Les restrictions prévues n’ont donc pas été adoptées par la chaîne principale. Les transactions ordinaires et les avoirs en BTC n’ont subi aucun changement. Le principal risque concernait les utilisateurs qui auraient tenté de déplacer les jetons de la branche minoritaire, faute de protection contre le rejeu des transactions.
Mais cet échec technique pourrait avoir des conséquences humaines plus importantes que prévues.

Luke Dashjr contesté après l’échec du fork
En effet, le développeur Bitcoin Core Mark « Murch » Erhardt, lui-même BIP Editor, a demandé le retrait de Luke Dashjr de cette fonction. Il lui reproche un conflit d’intérêts dans le traitement de BIP-110, proposition à laquelle il a activement contribué.
Selon Mark Erhardt, il aurait voulu attribuer prématurément un numéro au texte, avant la fin des discussions sur la liste de diffusion, puis aurait fusionné rapidement une modification importante. Il affirme également que Luke Dashjr a participé à moins de 1 % des échanges éditoriaux depuis l’élargissement de l’équipe en 2024.
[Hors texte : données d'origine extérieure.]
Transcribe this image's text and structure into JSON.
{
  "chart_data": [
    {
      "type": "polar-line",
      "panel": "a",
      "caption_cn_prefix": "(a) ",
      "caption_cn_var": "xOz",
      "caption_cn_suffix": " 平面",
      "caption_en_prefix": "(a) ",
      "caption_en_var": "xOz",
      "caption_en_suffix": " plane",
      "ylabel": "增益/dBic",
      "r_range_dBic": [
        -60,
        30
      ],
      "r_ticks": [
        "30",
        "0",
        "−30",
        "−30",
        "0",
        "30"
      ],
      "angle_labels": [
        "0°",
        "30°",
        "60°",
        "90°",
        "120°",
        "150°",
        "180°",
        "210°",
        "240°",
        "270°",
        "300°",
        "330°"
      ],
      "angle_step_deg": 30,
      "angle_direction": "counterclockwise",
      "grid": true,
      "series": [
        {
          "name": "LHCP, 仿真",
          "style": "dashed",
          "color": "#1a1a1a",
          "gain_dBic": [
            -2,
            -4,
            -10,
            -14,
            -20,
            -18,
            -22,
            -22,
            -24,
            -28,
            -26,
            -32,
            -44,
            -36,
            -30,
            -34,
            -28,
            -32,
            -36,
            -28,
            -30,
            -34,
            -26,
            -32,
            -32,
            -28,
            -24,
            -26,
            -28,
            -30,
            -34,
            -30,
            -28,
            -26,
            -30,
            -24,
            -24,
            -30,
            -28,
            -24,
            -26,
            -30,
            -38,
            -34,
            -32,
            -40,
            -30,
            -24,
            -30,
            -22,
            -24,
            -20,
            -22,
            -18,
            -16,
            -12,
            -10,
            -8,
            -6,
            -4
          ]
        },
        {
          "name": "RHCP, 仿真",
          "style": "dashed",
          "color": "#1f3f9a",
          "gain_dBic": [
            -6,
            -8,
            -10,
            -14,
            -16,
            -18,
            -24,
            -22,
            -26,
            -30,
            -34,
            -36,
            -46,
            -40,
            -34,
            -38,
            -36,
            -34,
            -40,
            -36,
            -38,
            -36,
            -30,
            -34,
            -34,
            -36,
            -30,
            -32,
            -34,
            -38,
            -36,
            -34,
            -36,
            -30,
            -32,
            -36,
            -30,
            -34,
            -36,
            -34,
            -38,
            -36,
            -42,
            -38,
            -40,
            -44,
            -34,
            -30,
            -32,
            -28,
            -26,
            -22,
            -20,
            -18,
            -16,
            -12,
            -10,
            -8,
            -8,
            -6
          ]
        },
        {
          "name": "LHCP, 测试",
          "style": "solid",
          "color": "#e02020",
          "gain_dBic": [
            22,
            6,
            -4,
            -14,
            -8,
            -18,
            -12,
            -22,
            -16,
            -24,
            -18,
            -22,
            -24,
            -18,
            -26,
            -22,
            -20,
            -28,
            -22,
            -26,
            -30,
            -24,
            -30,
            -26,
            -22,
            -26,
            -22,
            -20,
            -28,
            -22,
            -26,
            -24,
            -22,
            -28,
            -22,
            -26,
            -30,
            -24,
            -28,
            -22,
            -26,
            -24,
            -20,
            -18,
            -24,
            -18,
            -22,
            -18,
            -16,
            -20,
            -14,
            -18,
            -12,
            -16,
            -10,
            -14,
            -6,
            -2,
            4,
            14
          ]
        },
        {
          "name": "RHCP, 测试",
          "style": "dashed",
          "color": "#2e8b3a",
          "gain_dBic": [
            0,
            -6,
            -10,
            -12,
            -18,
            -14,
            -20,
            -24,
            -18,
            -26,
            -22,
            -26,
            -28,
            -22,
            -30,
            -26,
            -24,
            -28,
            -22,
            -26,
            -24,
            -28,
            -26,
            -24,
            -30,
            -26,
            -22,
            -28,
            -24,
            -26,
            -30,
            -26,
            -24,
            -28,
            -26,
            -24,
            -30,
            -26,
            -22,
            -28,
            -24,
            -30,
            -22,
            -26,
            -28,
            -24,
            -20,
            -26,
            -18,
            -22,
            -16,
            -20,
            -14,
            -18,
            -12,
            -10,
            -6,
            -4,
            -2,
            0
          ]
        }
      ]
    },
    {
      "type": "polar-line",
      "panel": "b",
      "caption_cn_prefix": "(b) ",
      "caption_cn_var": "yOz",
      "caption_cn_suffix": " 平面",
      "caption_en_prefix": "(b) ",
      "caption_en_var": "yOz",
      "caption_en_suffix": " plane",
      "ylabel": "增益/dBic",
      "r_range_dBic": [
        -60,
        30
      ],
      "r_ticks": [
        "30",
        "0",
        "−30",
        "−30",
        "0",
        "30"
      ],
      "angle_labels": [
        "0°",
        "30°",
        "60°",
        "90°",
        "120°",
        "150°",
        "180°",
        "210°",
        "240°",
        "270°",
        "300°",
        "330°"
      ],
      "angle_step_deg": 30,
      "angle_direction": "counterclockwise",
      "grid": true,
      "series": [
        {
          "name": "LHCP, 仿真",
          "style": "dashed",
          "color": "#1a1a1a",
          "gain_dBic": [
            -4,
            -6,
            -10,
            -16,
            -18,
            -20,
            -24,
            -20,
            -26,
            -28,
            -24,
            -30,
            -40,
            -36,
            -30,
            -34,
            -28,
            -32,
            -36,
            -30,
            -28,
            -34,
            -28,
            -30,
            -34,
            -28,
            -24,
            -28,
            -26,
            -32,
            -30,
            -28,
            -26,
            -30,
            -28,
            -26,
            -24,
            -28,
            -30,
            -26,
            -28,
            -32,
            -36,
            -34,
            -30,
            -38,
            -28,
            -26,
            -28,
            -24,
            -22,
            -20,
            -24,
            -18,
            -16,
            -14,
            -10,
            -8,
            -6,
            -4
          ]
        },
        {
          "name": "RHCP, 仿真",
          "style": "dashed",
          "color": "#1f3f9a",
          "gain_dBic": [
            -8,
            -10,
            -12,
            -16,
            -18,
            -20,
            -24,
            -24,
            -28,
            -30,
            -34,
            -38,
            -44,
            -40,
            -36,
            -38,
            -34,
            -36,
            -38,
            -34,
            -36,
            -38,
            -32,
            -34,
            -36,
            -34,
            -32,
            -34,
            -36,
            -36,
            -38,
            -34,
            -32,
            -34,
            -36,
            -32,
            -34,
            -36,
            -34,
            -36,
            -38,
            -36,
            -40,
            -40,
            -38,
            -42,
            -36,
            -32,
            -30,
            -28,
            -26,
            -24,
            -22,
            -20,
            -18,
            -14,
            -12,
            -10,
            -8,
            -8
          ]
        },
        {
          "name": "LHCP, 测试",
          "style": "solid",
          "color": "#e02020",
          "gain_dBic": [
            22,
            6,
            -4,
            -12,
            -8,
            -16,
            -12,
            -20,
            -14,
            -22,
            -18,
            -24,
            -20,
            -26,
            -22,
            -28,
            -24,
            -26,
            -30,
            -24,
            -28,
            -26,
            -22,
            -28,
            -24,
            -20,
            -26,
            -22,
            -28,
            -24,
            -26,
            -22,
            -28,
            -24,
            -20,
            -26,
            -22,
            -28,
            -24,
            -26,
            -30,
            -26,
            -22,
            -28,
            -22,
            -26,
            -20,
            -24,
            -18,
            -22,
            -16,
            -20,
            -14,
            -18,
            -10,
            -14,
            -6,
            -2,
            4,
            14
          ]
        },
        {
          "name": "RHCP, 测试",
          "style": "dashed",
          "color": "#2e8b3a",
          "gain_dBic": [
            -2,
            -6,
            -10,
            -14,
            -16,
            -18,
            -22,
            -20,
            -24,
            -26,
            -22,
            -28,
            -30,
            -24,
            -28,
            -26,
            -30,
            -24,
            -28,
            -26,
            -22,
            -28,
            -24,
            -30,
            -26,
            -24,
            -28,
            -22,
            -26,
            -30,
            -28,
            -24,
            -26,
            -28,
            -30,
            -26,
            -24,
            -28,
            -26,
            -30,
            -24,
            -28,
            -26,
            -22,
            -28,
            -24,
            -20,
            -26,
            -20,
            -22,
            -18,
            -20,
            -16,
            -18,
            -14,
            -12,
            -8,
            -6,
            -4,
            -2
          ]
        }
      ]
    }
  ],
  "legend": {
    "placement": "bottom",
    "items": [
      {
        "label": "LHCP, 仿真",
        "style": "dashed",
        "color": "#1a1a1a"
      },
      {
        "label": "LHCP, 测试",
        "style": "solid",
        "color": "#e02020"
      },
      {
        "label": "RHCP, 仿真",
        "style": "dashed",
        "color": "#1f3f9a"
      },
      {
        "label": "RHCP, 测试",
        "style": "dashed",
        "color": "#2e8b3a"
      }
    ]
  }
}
Ces accusations doivent être distinguées d’une décision formelle. Les BIP Editors administrent le dépôt documentaire : ils vérifient la présentation des propositions, attribuent les numéros et gèrent leur statut. Ils ne décident pas si une modification sera adoptée par Bitcoin. Le dépôt précise d’ailleurs que l’enregistrement d’un BIP ne constitue ni une approbation ni une preuve de consensus.
La liste officielle compte actuellement six éditeurs : Bryan Bishop, Jon Atack, Luke Dashjr, Mark Erhardt, Olaoluwa Osuntokun et Ruben Somsen. La procédure ne prévoit pas de mécanisme simple permettant d’en écarter un. La motion d’Erhardt lance donc un débat, mais ne produit aucun effet automatique.
BIP-110 n’a pas fracturé durablement Bitcoin. En revanche, ses deux blocs isolés ont révélé les limites d’une activation soutenue par une fraction infime des mineurs et ravivé la question de la neutralité des responsables éditoriaux. La chaîne principale a continué normalement ; le conflit s’est déplacé du protocole vers sa gouvernance. Affaire à suivre.